Англия объявила войну, и неделей спустя мы услышали о планах эвакуации детей в Канаду и Америку. После обсуждения моя жена сказала, что думает, что лучше всего ей отвезти детей в Америку; желание вернуться в родную страну для нее было естественным, особенно когда мы потеряли работу; там у нее остались связи и дети там будут в безопасности. Мои чувства протестовали – настоящая любовь к деревне, родителями и друзьям противилась отъезд из Англии, но, спокойно рассудив, я понял, что для них так будет лучше. Я подчинил чувства рассудку, и в тот раз оказался прав, хотя и осознал все это гораздо позже.

Как только было принято решение об отправке семьи в Америку, в моем солнечном сплетении появилась тупая боль, страдание; то, что называется «душевной болью» (солнечное сплетение это то, что мы называем «душой») и она не прекращалась около шести лет.

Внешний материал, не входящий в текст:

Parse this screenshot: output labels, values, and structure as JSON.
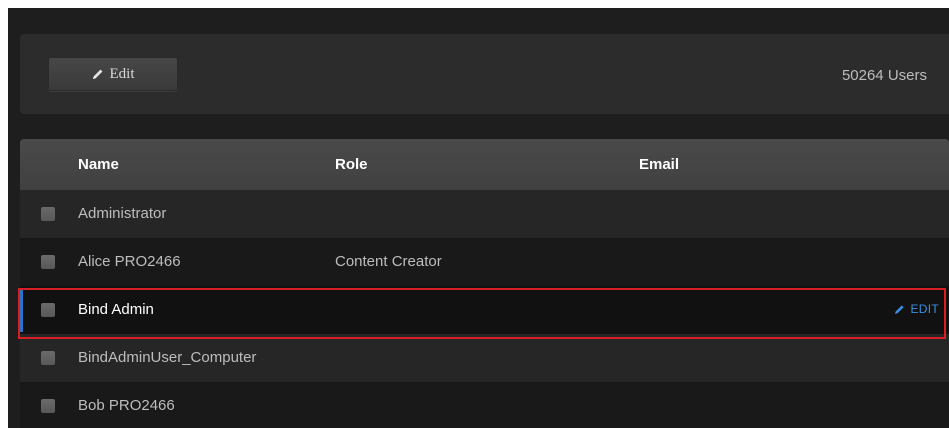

На следующий день я взобрался на кручу за домом, пешком прогулялся вдоль гряды и уселся возле трех древних холмов. Стоял один из дней одной из самых красивых осеней, которые я помню: шесть ясных и светлых, затянутых легкой дымкой, теплых недель. На северо-востоке располагался Корфи Касл, широкое пространство Пул Харбора и Бэдберри Рингс вдалеке. На западе – колокольни, или башни, пяти деревенских церквей, на юге - Свонэйдж и залив. Я думал о войне и удивлялся, как много раз за последние пять тысячелетий нашей истории, со времен Эйвбери, взаимное уничтожение приходило в Англию. Сколько раз люди чувствовали себя как я сейчас и видели крушение прежней жизни! Даже в наше время приходили римляне, скандинавы, англы, саксы, датчане, норманны – убивая, сжигая и разрушая. Пытались прийти французы, и вот теперь пытаются немцы. С того места на древних холмах, где я сидел, люди наблюдали битву между Альфредом и датчанами в заливе Свонэйдж. Так много «победоносной» истории, утопившей землю на милю глубиной в крови. Каждый раз старый, и часто хороший, образ жизни оказывался сломлен, и каждый раз человек отстраивал заново что-то новое, зачастую более плохое. И вот снова уклад жизни должен был быть разрушен тем, что Гюрджиев описывал как «ужас ужасов во всей вселенной», что проходит красной нитью через всю жизнь человека на Земле - войной.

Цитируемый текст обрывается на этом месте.